17. Januar 2020

Neues Projekt TERAmeasure zur berührungslosen Millimeter- und Terahertz-Frequenzmessung in Madrid gestartet

Das Fraunhofer Heinrich-Hertz-Institut HHI beteiligt sich am EU-geförderten FET-Open-Projekt TERAmeasure.

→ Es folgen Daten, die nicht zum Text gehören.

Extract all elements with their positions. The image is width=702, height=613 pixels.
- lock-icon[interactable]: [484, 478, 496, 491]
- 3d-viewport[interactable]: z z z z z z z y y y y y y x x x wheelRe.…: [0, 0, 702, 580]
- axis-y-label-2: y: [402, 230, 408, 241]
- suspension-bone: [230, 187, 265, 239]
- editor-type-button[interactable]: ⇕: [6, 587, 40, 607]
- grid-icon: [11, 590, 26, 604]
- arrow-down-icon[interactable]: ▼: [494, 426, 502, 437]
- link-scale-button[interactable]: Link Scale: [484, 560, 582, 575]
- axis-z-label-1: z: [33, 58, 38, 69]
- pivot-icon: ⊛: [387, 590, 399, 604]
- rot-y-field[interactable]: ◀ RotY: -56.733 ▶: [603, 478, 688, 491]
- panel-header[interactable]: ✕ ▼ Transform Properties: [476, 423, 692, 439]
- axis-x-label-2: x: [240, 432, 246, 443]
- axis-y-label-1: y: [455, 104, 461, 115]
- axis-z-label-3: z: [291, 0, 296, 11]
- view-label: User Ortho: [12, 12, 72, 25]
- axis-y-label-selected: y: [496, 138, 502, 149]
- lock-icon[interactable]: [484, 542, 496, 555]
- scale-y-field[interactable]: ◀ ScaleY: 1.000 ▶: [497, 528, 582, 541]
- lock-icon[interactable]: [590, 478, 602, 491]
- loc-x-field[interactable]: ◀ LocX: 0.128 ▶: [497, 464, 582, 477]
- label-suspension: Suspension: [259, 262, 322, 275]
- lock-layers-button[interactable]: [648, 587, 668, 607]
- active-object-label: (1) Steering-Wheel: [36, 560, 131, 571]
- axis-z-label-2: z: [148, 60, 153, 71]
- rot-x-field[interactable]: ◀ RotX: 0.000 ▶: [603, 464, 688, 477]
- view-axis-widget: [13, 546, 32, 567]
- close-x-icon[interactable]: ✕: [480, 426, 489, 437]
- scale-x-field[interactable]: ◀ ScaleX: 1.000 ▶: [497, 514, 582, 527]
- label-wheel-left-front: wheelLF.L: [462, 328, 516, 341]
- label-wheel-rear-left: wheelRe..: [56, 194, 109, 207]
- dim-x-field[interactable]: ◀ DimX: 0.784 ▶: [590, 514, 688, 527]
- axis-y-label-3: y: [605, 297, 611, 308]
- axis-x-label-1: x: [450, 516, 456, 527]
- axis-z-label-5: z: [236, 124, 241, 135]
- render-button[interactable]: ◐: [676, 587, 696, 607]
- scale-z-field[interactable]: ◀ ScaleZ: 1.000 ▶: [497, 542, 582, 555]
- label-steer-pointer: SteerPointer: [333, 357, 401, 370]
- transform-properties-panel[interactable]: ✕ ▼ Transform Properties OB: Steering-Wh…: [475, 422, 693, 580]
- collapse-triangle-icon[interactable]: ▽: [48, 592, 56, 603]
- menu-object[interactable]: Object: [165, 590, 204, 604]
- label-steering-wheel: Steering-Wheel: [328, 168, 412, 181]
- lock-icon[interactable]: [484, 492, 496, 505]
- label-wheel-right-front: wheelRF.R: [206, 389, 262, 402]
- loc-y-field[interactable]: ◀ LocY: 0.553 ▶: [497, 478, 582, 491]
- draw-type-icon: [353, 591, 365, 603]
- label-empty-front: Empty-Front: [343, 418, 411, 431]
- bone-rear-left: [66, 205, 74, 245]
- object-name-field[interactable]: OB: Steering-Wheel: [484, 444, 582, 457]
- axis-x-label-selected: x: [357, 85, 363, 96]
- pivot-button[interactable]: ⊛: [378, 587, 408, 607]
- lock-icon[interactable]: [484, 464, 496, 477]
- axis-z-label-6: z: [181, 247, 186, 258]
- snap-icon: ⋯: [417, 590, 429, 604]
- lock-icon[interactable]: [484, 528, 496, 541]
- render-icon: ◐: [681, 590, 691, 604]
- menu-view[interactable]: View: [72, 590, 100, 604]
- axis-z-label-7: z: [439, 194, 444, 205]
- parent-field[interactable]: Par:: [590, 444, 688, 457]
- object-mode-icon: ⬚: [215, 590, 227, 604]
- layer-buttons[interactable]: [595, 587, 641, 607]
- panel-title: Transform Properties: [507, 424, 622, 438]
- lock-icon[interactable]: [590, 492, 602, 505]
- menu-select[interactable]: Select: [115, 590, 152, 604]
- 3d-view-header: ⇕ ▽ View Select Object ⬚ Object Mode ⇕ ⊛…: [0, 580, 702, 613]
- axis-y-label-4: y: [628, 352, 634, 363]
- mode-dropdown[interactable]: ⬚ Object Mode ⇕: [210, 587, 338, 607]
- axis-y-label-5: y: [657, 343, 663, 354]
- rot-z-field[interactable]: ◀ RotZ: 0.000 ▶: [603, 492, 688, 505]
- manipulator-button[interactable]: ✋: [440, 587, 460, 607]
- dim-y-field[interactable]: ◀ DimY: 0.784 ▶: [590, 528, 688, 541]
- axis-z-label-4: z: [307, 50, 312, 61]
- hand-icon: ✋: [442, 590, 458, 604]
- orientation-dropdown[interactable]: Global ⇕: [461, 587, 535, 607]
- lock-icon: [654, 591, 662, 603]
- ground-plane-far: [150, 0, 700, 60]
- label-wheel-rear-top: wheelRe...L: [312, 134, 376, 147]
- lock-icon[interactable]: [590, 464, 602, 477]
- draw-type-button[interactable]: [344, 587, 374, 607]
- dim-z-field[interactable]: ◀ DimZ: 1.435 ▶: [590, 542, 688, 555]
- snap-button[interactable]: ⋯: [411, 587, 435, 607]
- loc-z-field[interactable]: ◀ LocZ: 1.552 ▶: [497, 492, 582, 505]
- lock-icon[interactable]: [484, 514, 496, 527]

Die Projektpartner trafen sich im November 2019 zu einem offiziellen Kick-off-Meeting an der Universidad Carlos III de Madrid (UC3M), wo sie den Startschuss für ihre Forschungsaktivitäten - die Erstellung einer universellen, breitbandigen und berührungslosen Mess- und Sensorplattform für den Millimeterwellen (mmW)- und Terahertz(THz)-Frequenzbereich - setzten. Mit einem photonischen Ansatz wird eine neue Klasse von Vektor-Netzwerkanalysatoren (VNAs) für eine berührungslose Gerätecharakterisierung entwickelt, die einen breiten mmW- und THz-Frequenzbereich abdeckt. Dieses Projekt soll das Potenzial für eine Vielzahl von Anwendungen für berührungslose, breitbandige und phasensensitive Messungen erschließen.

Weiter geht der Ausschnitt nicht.